Numa entrevista publicada na Folha de segunda (8), um sociólogo italiano, Paolo Gerbaudo, citando Gramsci, falou dos “sintomas mórbidos” que aparecem no “interregnum”, “quando um sistema de poder está em colapso, mas seu sucessor ainda não se formou”. São “fenômenos estranhos, criaturas monstruosas e difíceis de serem decifradas. Hoje, as criaturas estranhas são esses movimentos populares”. Um exemplo dessas criaturas? Depois da Primeira Guerra Mundial, as massas italianas e alemãs que se lançaram na “aventura” do fascismo, do nazismo e da Segunda Guerra.
Note-se que nem todos os sintomas mórbidos levam a um desfecho sinistro. Ao longo da história, houve “aventuras” que acabaram bem. Mas entendo o olhar atônito do governo e do Parlamento, pois a questão é saber para quem a aventura em curso acabará bem.
Pode ser que, aos poucos, as manifestações populares se acalmem. Mas talvez algo irreversível tenha acontecido: uma desconfiança, que existia há tempos (se não desde a origem do país), agora se tornou exasperação. E a exasperação é quase sempre um prelúdio. Ao quê? Seria sábio ter medo?
Uma coisa é certa: a responsabilidade pela eventual “aventura” de hoje não é das massas exasperadas, é de quem as encurralou até a exasperação.

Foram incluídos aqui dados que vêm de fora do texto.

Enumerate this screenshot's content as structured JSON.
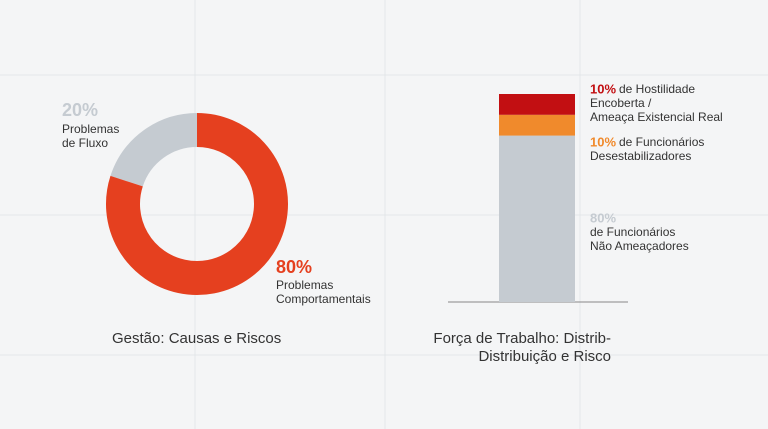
{
  "chart_data": [
    {
      "type": "pie",
      "title": "Gestão: Causas e Riscos",
      "categories": [
        [
          "Problemas",
          "de Fluxo"
        ],
        [
          "Problemas",
          "Comportamentais"
        ]
      ],
      "values": [
        20,
        80
      ],
      "value_labels": [
        "20%",
        "80%"
      ],
      "colors": [
        "#c5cbd1",
        "#e5401f"
      ]
    },
    {
      "type": "bar",
      "title": [
        "Força de Trabalho: Distrib-",
        "Distribuição e Risco"
      ],
      "ylim": [
        0,
        100
      ],
      "stacked": true,
      "series": [
        {
          "name": [
            "de Funcionários",
            "Não Ameaçadores"
          ],
          "color": "#c5cbd1",
          "values": [
            80
          ],
          "value_labels": [
            "80%"
          ]
        },
        {
          "name": [
            "de Funcionários",
            "Desestabilizadores"
          ],
          "color": "#f08a2c",
          "values": [
            10
          ],
          "value_labels": [
            "10%"
          ]
        },
        {
          "name": [
            "de Hostilidade",
            "Encoberta /",
            "Ameaça Existencial Real"
          ],
          "color": "#c20f12",
          "values": [
            10
          ],
          "value_labels": [
            "10%"
          ]
        }
      ]
    }
  ]
}
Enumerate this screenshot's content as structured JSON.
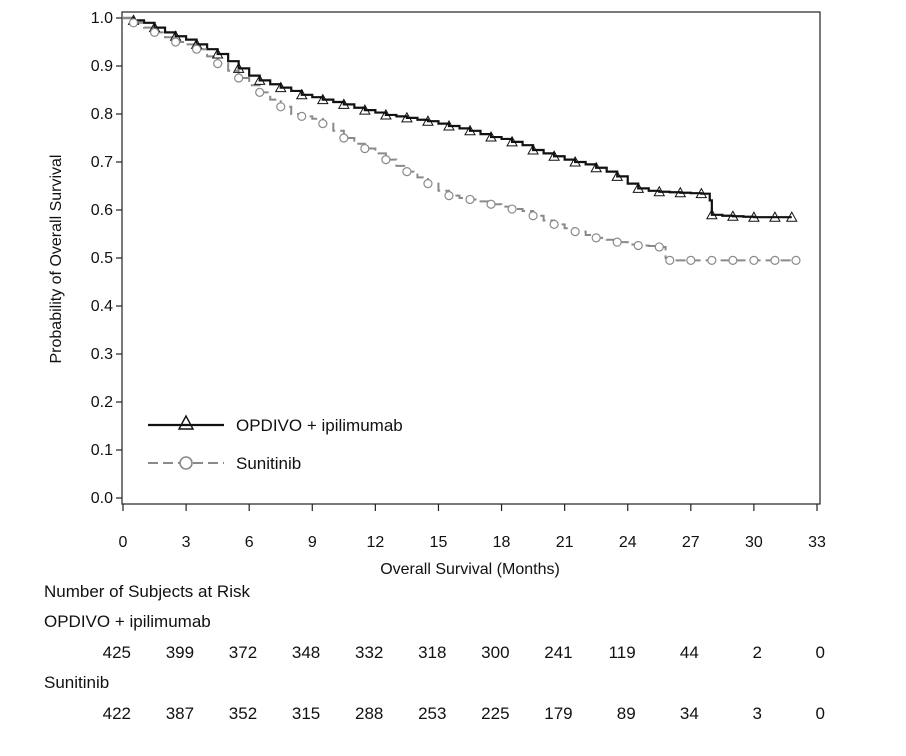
{
  "chart_data": {
    "type": "line",
    "xlabel": "Overall Survival (Months)",
    "ylabel": "Probability of Overall Survival",
    "xlim": [
      0,
      33
    ],
    "ylim": [
      0.0,
      1.0
    ],
    "xticks": [
      0,
      3,
      6,
      9,
      12,
      15,
      18,
      21,
      24,
      27,
      30,
      33
    ],
    "yticks": [
      "0.0",
      "0.1",
      "0.2",
      "0.3",
      "0.4",
      "0.5",
      "0.6",
      "0.7",
      "0.8",
      "0.9",
      "1.0"
    ],
    "grid": false,
    "legend_position": "bottom-left",
    "series": [
      {
        "name": "OPDIVO + ipilimumab",
        "marker": "triangle",
        "line_style": "solid",
        "color": "#111111",
        "x": [
          0,
          0.5,
          1,
          1.5,
          2,
          2.5,
          3,
          3.5,
          4,
          4.5,
          5,
          5.5,
          6,
          6.5,
          7,
          7.5,
          8,
          8.5,
          9,
          9.5,
          10,
          10.5,
          11,
          11.5,
          12,
          12.5,
          13,
          13.5,
          14,
          14.5,
          15,
          15.5,
          16,
          16.5,
          17,
          17.5,
          18,
          18.5,
          19,
          19.5,
          20,
          20.5,
          21,
          21.5,
          22,
          22.5,
          23,
          23.5,
          24,
          24.5,
          25,
          25.5,
          26,
          26.5,
          27,
          27.5,
          27.9,
          28.0,
          28.5,
          29,
          29.5,
          30,
          30.5,
          31,
          31.5,
          31.8
        ],
        "y": [
          1.0,
          0.995,
          0.99,
          0.98,
          0.97,
          0.962,
          0.955,
          0.945,
          0.935,
          0.925,
          0.91,
          0.895,
          0.88,
          0.87,
          0.862,
          0.855,
          0.848,
          0.84,
          0.835,
          0.83,
          0.825,
          0.82,
          0.813,
          0.808,
          0.803,
          0.798,
          0.795,
          0.792,
          0.788,
          0.785,
          0.78,
          0.775,
          0.77,
          0.765,
          0.758,
          0.752,
          0.748,
          0.742,
          0.735,
          0.725,
          0.718,
          0.712,
          0.705,
          0.7,
          0.695,
          0.688,
          0.68,
          0.67,
          0.655,
          0.645,
          0.64,
          0.638,
          0.637,
          0.636,
          0.635,
          0.634,
          0.62,
          0.59,
          0.588,
          0.587,
          0.586,
          0.585,
          0.585,
          0.585,
          0.585,
          0.585
        ],
        "at_risk": [
          425,
          399,
          372,
          348,
          332,
          318,
          300,
          241,
          119,
          44,
          2,
          0
        ]
      },
      {
        "name": "Sunitinib",
        "marker": "circle",
        "line_style": "dashed",
        "color": "#8a8a8a",
        "x": [
          0,
          0.5,
          1,
          1.5,
          2,
          2.5,
          3,
          3.5,
          4,
          4.5,
          5,
          5.5,
          6,
          6.5,
          7,
          7.5,
          8,
          8.5,
          9,
          9.5,
          10,
          10.5,
          11,
          11.5,
          12,
          12.5,
          13,
          13.5,
          14,
          14.5,
          15,
          15.5,
          16,
          16.5,
          17,
          17.5,
          18,
          18.5,
          19,
          19.5,
          20,
          20.5,
          21,
          21.5,
          22,
          22.5,
          23,
          23.5,
          24,
          24.5,
          25,
          25.5,
          25.8,
          26,
          26.5,
          27,
          27.5,
          28,
          28.5,
          29,
          29.5,
          30,
          30.5,
          31,
          31.5,
          32
        ],
        "y": [
          1.0,
          0.99,
          0.98,
          0.97,
          0.96,
          0.95,
          0.945,
          0.935,
          0.92,
          0.905,
          0.89,
          0.875,
          0.86,
          0.845,
          0.83,
          0.815,
          0.8,
          0.795,
          0.79,
          0.78,
          0.765,
          0.75,
          0.738,
          0.728,
          0.718,
          0.705,
          0.692,
          0.68,
          0.668,
          0.655,
          0.64,
          0.63,
          0.625,
          0.622,
          0.618,
          0.612,
          0.607,
          0.602,
          0.598,
          0.588,
          0.578,
          0.57,
          0.562,
          0.555,
          0.548,
          0.542,
          0.538,
          0.533,
          0.528,
          0.526,
          0.525,
          0.523,
          0.5,
          0.495,
          0.495,
          0.495,
          0.495,
          0.495,
          0.495,
          0.495,
          0.495,
          0.495,
          0.495,
          0.495,
          0.495,
          0.495
        ],
        "at_risk": [
          422,
          387,
          352,
          315,
          288,
          253,
          225,
          179,
          89,
          34,
          3,
          0
        ]
      }
    ]
  },
  "risk_table": {
    "title": "Number of Subjects at Risk",
    "rows": [
      {
        "label": "OPDIVO + ipilimumab",
        "values": [
          "425",
          "399",
          "372",
          "348",
          "332",
          "318",
          "300",
          "241",
          "119",
          "44",
          "2",
          "0"
        ]
      },
      {
        "label": "Sunitinib",
        "values": [
          "422",
          "387",
          "352",
          "315",
          "288",
          "253",
          "225",
          "179",
          "89",
          "34",
          "3",
          "0"
        ]
      }
    ]
  }
}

Contardo Calligaris, italiano, é psicanalista, doutor em psicologia clínica e escritor. Ensinou Estudos Culturais na New School de NY e foi professor de antropologia médica na Universidade da Califórnia em Berkeley. Reflete sobre cultura, modernidade e as aventuras do espírito contemporâneo (patológicas e ordinárias). Escreve às quintas na versão impressa de “Ilustrada”.